Blind study of PrP^Sc detection in blood of CWD-infected, but asymptomatic animals. Representative samples of whole blood (200 µL) from asymptomatic white-tailed deer, were collected from either CWD-free or CWD-infected herds. Samples analyzed included 49 animals that were positive for PrP^Sc-staining in both the MRPLN and the obex via IHC (B + LN + ), 34 animals that were positive for PrP^Sc-staining only in the MRPLN via IHC (B-LN + ) and 10 that were negative in both brain and MRLPN. The figure shows representative samples from 12 B + LN + , 5 B-LN + and 3 B-LN- (Neg). The entire set of samples was analyzed independently by two different investigators in duplicate. Top and bottom panels show the results from the two different investigators which developed their western blots using two distinct anti-PrP antibodies (PRC1 and 6H4). Samples were subjected to three serial rounds of PMCA and the results obtained in the third round are shown. All samples were treated with PK, except the transgenic mice normal brain homogenate (NBH), used as migration control. Numbers in the right indicate the position of molecular weight markers.

Figure 4

Detection of PrP^Sc in small volume of blood and removal of pre-cleaning step. To estimate the minimum amount of blood needed for detection, different volumes (20, 10, 5, 1 and 0.1 µL) of whole blood from five representative samples that were positive in the blinded study (3 B + LN + and 2 B-LN + ), were directly added to a 10% brain homogenate from cervid transgenic mice.
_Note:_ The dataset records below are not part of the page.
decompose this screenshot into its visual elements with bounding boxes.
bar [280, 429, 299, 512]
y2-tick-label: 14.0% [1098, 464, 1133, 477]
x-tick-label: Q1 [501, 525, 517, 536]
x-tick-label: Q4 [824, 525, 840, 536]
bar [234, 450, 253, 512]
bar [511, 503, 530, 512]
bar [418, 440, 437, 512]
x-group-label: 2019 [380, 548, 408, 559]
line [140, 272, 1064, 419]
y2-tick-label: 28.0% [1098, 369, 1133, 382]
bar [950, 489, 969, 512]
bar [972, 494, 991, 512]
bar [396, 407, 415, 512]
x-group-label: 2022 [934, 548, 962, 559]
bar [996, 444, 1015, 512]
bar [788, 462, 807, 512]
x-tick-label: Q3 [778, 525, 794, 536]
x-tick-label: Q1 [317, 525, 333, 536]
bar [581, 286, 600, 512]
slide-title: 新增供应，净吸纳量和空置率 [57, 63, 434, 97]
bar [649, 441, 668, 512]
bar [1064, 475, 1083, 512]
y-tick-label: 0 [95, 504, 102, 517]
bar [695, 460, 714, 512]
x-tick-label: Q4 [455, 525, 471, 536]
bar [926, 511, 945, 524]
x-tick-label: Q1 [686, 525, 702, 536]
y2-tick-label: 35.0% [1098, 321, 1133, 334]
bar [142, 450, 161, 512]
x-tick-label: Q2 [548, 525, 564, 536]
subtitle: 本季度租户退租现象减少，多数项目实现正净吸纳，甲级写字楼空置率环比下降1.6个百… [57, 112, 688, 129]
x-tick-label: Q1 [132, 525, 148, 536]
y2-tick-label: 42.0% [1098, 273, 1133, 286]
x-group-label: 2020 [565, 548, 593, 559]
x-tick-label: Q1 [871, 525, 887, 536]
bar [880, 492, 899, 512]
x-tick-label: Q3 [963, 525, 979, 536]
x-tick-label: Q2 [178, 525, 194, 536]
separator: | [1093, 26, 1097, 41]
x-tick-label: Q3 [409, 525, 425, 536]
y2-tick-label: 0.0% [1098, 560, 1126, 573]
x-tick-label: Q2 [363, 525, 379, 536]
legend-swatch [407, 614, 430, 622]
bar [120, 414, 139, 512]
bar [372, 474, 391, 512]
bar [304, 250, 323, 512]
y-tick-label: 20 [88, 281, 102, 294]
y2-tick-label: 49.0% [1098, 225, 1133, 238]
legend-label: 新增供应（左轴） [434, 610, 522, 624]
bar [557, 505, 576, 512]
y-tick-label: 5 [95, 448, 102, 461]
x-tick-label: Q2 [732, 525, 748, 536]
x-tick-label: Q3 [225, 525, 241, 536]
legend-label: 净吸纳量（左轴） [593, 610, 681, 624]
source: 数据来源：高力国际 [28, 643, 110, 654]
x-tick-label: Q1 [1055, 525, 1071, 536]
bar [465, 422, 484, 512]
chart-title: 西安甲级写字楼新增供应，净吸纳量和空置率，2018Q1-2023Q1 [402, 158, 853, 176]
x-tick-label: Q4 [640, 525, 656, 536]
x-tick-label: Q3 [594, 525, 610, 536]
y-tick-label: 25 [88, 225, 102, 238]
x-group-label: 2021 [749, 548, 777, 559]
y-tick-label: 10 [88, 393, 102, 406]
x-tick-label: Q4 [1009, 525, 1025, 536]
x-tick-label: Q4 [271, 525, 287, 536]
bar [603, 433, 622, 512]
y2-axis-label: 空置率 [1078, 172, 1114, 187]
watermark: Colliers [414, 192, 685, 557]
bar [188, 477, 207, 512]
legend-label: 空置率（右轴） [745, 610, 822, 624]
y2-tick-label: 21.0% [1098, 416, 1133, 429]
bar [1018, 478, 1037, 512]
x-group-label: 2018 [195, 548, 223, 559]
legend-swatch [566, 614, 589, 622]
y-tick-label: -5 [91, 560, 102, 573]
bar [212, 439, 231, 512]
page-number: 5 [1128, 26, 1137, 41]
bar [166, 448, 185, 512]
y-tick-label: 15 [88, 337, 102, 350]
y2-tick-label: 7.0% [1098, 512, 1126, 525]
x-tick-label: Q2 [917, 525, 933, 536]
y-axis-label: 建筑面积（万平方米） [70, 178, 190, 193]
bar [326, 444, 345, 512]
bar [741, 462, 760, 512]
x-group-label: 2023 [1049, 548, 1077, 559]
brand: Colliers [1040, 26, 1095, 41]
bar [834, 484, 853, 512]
As controls we used two samples from CWD negative animals. Samples were subjected to three sequential rounds of PMCA and PrP^Sc detected by Western blot using the PRC1 antibody. The figure shows the results of the third round of PMCA. As before, all samples were treated with PK, except the transgenic mice normal brain homogenate (NBH), used as migration control. Numbers in the right indicate the position of molecular weight markers.